Sometimes a sudden condition arises. Now you have met three or four doctors and one of them is telling you to take a particular drug. The drug’s specific warning explained by the pharmacist researcher or the drug warning enclosure included with it is telling you boldly “do not take this medicine without consulting with your physician especially if you have health problems”. Generally drug companies use general broad language by following certain safety or legal protocols themselves. For example, what health problem do you know about while you were in active duty while in the Gulf? You had a bypass; you once had arrhythmia during pain attack; your elbow was a little bit soar. The answer to these historical pain issues is easy. Consider the doctor who now gives you the new medicine. Now your primary physician, your pain doctor and the new referring prescribing doctor all need to be contacted while you tell them about your prior history and inquire if you should take the new drug and will it interact with any other medicines. Make sure your endocrinologist gets a copy. The possible results are that none of them or all of them or some of them may respond. If you get no response at all still call first the pharmacist and your endocrinologist. If you get some response and you are still unclear check with your primary care physician and your endocrinologist and call your friendly pharmacist if you have any additional issues or concerns.

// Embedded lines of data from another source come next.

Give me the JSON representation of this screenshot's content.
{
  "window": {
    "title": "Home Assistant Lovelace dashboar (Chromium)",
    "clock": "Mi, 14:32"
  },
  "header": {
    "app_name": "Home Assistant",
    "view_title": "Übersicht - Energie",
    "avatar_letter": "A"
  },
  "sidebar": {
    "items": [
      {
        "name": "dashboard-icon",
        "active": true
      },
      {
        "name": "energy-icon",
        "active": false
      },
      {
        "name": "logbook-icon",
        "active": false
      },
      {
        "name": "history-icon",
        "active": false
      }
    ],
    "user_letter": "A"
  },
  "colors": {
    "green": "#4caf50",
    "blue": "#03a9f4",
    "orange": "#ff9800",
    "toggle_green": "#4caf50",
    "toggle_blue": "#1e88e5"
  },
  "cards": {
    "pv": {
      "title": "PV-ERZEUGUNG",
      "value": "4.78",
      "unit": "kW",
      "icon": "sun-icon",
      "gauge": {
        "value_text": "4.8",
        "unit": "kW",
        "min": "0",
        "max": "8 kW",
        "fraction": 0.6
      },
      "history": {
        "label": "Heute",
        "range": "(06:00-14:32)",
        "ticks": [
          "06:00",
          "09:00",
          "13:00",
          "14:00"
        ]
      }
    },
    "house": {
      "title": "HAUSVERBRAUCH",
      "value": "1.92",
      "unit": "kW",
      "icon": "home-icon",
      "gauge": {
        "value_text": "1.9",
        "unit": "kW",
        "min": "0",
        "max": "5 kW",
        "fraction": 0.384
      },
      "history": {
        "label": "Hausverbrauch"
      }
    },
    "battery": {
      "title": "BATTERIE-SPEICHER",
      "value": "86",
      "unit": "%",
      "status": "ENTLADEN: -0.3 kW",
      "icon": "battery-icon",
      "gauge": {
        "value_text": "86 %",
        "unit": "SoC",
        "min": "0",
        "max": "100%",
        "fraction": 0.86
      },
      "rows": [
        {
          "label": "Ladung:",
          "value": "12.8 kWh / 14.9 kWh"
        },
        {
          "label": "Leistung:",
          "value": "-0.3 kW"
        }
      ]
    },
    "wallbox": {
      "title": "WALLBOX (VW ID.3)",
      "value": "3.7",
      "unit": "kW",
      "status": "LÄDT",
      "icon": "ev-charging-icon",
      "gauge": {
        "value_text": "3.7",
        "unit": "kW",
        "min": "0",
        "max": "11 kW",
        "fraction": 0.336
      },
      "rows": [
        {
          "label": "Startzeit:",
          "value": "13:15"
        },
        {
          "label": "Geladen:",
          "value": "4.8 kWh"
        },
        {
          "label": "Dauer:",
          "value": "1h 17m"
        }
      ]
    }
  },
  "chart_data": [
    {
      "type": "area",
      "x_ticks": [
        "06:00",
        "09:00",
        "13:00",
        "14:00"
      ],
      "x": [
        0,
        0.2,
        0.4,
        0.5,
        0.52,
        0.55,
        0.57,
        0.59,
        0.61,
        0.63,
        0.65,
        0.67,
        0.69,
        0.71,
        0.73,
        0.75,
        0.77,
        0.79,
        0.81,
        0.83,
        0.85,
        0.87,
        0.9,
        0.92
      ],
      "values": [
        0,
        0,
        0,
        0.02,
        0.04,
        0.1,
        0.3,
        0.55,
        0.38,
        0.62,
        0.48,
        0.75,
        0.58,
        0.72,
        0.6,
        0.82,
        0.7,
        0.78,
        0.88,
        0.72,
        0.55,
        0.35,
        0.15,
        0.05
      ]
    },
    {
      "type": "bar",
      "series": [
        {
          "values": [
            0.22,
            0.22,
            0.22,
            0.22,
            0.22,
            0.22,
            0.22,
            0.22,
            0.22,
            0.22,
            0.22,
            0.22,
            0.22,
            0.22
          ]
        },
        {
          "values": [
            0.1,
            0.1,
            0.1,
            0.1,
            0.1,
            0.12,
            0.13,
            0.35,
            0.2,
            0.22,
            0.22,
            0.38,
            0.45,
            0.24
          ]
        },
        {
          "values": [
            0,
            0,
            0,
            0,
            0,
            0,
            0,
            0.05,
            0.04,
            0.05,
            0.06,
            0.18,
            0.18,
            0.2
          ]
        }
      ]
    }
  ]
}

Letter writing is the easy part. Gifts are not so easy. It is easy to give a gift which means little like some type of china piece or child-like item which professes “number one doctor” or something else not so clever. Let it come as no surprise that professionals like everybody else enjoy gifts. Indeed, it may act as a tool to loosen them up. Actually a good source for a gift is a fine bottle or case of very good wine that they can drink or give away. The more you do it, the better off the doctor will respond to you. Very often these days very few patients do it. When you do so from time to time it is better received rather than being a more obligatory every visit item. Is the doctor going to tell you the something different or something better just because you gave him or her some wine? Not likely, but your relationship will improve and your calls back may be more quickly returned. Psychologically your chances of becoming “a good guy” or “a real person” in the doctor’s mind may be enhanced.

The doctor’s office is the “backroom” operation. If the support staff is not well organized the doctor does not usually know it and/or he has no control over it while in another doctor’s medical facility where there is little or nothing he can elect to do to solve staff problems.

You want to hear from the doctor. You want out of pain or your medical questions resolved.